When it comes to Gilly Hicks, the lifestyle lingerie emporium aimed at teens and the newest brand in the Abercrombie stable, there’s one thing we can all agree on: the store itself is beautiful, luxurious, and sexy. The look of the space has won raves from fashion bloggers and stock analysts alike. The branding is brilliant, although entirely fictional: Abercrombie CEO Mike Jeffries concocted an elaborate Australian back story for the entirely American underwear brand (who knew “down under” had other meanings?) A portrait of “Gilly” hangs in the stores, to add a faux vintage feel to the shop. Gilly Hicks hopes to be younger and hipper than, but just as successful as, Victoria’s Secret.

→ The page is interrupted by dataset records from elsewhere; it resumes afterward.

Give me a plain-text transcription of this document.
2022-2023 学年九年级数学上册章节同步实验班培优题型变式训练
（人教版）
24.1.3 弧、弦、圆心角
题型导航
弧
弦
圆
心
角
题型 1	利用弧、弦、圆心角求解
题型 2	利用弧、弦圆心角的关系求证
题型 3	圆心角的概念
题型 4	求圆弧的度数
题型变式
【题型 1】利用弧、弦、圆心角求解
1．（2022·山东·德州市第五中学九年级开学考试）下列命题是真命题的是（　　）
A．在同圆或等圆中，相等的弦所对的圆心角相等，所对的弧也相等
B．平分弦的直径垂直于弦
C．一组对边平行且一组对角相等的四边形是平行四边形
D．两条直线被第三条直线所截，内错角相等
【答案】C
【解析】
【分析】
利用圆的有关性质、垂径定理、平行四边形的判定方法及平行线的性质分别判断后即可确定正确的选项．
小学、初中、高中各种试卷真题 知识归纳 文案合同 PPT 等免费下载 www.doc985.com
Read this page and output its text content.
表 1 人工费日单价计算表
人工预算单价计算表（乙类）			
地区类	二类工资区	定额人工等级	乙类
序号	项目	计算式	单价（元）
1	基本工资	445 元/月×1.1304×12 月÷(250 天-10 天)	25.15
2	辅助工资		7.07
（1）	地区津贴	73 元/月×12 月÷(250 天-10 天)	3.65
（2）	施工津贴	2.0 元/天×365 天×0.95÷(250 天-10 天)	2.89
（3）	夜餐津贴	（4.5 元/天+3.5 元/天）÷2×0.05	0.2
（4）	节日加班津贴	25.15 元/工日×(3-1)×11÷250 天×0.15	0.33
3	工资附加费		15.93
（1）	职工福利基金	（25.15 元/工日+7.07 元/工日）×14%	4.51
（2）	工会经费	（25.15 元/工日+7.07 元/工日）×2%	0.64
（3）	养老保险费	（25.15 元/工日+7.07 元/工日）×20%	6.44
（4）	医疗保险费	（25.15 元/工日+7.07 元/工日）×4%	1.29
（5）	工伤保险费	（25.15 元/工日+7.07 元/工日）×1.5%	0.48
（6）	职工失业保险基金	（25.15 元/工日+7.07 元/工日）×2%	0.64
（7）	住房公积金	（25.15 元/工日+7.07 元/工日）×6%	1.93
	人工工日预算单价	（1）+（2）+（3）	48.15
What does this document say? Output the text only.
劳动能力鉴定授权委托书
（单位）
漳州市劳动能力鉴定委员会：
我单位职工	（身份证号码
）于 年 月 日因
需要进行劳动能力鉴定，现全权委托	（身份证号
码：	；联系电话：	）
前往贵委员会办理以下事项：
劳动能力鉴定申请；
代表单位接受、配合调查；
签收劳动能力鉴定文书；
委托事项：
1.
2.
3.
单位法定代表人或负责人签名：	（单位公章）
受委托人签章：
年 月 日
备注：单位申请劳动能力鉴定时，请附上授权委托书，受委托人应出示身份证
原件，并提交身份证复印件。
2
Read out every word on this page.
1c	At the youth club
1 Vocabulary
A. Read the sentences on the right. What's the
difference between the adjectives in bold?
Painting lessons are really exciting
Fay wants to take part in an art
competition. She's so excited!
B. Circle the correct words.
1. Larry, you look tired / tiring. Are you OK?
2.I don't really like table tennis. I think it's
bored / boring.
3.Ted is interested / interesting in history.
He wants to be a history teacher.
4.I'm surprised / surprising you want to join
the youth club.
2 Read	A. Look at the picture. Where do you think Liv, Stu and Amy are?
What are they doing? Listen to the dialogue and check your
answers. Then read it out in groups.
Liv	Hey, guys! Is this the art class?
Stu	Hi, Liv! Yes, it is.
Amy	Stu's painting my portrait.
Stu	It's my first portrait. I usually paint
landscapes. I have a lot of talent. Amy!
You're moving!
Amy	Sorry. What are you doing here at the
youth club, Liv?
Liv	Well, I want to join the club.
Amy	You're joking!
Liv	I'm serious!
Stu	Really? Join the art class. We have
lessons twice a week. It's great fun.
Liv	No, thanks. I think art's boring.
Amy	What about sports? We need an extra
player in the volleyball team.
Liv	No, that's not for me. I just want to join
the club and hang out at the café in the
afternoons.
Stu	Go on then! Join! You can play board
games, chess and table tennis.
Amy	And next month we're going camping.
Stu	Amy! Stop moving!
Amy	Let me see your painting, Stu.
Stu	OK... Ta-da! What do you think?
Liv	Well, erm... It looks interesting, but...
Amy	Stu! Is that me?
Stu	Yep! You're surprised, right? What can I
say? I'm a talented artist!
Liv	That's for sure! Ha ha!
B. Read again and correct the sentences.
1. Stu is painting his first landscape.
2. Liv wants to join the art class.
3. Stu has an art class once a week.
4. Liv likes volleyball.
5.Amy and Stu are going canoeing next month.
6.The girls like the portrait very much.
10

The opening of Gilly Hicks has been controversial. Although Citigroup analyst Kimberly C. Greenberger praised the store’s “cute and sweetly sexy” image and said, “We believe Gilly Hicks could be a more wholesome alternative (to Victoria's Secret), and mothers would not mind taking their 15-year-olds to Gilly Hicks to shop,” an assortment of critics have attacked the whole notion of trying to sell sex to teens. Everything from the store’s racy ad campaign, featuring 7-foot-tall posters of naked men, to the website, which broadcasts a video showing women swimming topless, and the effort to sell sexy lingerie to teens has drawn complaints.

But the ultimate question, indeed, the only question is, will it sell? Gilly Hicks represents a huge per store investment, from the home-like front porch exterior to the dimly lit Ralph Lauren-on-steroids interior, with a huge amount of square footage dedicated to selling a tiny passel of products that would fit comfortably inside the closet of a New York City studio apartment. On the one hand, other companies have made big profits using edgy, sexy ads to sell to the teenage set. The other companies in Abercrombie’s stable, Abercrombie & Fitch, abercrombie, and Hollister, have deftly won over their target markets. Unfortunately for Abercrombie, we think it’s highly doubtful that Gilly Hicks is going to help the company bust out of a recession-fueled slump, despite the store’s gorgeous environment. Luxury undergarments for teens are not a natural sell in the best of times, and right now, the retailers that are thriving are mostly value brands aimed at the prudent. Add in the store’s sales crew – the young-side-of-20-something associates look as great as the store, but are without the years of experience in fitting bras and selling intimate wear – and it seems like an even bigger, and more expensive, misstep. What do you think?